Take copper. The worst performer among base metals last year, it has shed 14% of its value on the back more than four straight years of oversupply.

Yet, new mines, including the Sierra Gorda mine in Chile that was inaugurated in October, continue adding to the glut. The Constancia mine, set to begin operations in Peru next year, looks to add even more.

In the sugar market, four straight years of global oversupply pushed sugar prices to multiyear lows last year.

“In October, prices were heading down, but the market thought we were approaching the bottom. Instead, the market saw a brief rally, and then it collapsed,“ said Matt Bradbard, who manages $300 million at Chicago-based RCM Asset Management. “We were working a trade back then and lost some money as a result from a position we were holding.“

But despite the price collapse, some sugar producers are adding capacity–the result of capital investments planned years ago. Iraqbased Etihad Sugar Co. is building a 900,000-ton refinery south of Baghdad that is due to come on line this year.

Producers of many commodities are hurting, and some are cutting back. Jerzy Podsiadlo, chairman of Poland’s Weglokoks SA–one of the largest exporters of hard coal in Europe–said his company expected to export 2.6 million fewer tons of coal in 2014 than the previous year, a drop of almost one-third.

“It is obvious that nobody in Poland is happy about the current low level of coal prices,“ Mr. Podsiadlo said. Thursday, Poland’s government said it would close four state-owned mines despite heavy labor-union protests.

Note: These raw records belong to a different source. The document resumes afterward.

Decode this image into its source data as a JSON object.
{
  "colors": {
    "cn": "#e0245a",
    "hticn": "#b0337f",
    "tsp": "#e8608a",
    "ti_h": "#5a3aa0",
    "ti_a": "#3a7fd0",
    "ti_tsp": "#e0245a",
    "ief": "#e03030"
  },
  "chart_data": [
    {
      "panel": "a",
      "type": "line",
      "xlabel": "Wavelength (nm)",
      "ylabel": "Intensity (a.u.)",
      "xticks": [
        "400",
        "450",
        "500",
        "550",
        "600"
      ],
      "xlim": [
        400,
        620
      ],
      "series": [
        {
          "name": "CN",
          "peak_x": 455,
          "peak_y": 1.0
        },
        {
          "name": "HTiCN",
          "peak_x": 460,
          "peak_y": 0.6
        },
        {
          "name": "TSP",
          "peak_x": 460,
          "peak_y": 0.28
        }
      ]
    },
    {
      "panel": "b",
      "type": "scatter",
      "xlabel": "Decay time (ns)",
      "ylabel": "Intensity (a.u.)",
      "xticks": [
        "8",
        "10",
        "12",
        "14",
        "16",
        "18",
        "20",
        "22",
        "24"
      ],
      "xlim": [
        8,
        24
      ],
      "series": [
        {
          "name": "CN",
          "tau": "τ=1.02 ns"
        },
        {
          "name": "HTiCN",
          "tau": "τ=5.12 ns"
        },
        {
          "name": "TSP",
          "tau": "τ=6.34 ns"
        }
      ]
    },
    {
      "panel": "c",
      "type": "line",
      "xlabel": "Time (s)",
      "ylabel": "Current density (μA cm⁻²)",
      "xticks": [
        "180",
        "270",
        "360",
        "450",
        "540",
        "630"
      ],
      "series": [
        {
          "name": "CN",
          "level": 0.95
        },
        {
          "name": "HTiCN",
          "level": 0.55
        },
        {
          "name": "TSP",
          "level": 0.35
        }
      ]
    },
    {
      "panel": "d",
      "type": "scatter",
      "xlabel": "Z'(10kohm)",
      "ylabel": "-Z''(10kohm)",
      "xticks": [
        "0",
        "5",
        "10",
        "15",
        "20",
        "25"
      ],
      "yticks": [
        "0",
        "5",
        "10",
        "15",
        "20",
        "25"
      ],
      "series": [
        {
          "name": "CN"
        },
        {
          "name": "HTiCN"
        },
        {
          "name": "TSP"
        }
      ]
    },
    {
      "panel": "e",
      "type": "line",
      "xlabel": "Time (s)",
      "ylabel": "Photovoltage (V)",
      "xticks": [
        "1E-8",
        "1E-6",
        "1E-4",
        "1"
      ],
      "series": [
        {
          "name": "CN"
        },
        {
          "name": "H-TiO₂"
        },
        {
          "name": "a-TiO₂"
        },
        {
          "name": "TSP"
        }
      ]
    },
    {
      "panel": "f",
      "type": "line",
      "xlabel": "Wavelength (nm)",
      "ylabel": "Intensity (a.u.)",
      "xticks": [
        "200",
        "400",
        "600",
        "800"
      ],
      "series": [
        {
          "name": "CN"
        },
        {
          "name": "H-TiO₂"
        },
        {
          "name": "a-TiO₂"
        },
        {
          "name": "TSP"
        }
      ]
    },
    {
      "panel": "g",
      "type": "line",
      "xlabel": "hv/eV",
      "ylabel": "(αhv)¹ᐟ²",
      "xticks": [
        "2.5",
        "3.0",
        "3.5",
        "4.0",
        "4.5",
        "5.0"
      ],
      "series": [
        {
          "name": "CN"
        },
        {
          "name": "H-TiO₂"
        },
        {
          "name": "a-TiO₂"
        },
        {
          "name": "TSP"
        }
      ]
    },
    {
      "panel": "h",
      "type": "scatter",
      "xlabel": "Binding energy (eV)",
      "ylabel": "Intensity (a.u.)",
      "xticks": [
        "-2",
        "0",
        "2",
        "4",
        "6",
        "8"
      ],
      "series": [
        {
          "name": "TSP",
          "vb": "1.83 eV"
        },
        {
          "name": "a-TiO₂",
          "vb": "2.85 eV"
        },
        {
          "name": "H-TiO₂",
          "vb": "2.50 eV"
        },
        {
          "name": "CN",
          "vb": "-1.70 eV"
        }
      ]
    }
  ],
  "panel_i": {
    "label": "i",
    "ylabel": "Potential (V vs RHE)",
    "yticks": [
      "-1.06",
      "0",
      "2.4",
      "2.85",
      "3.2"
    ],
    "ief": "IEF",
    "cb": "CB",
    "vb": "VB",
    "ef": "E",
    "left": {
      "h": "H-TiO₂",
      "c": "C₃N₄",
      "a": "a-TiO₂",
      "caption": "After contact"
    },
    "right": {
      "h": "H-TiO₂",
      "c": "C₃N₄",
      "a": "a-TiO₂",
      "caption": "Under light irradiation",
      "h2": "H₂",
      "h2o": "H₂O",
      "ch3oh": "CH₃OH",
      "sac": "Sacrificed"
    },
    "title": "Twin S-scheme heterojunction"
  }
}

Australian miner Fortescue Metals Group Ltd. had a capital-expenditure budget of $1.3 billion for the 2015 fiscal year. In November, it cut it in half. “We deferred some investments, as we felt that it wasn’t prudent to expand production at today’s prices,“ said Chief Executive Nev Power, in an interview. Australia is one of the world’s biggest suppliers of iron ore. Prices of the ore fell 50% last year.

Ivan Glasenberg, chief executive of mining giant Glencore PLC, recently criticized mining rivals for continuing to invest in and ramp up iron-ore production despite the rout in prices.

Speaking at an investor event in December, he said that “capital misallocation, not a lack of demand, remains a key issue for the sector.“

In Pajala, where tourists sometimes venture to see the Northern Lights in winter and the midnight sun in summer, the reckoning has been swift. Young people had been leaving the town in droves for decades before the mine opened.

“Pajala has experienced the wonderful aspects of a flourishing community as well as the brutal truth of what a bankrupt mining company really can set in motion–in a very short period,“ said Mr. Nilsson, the hotel owner.

–Sarah Kent and Patryk Wasilewski contributed to this article.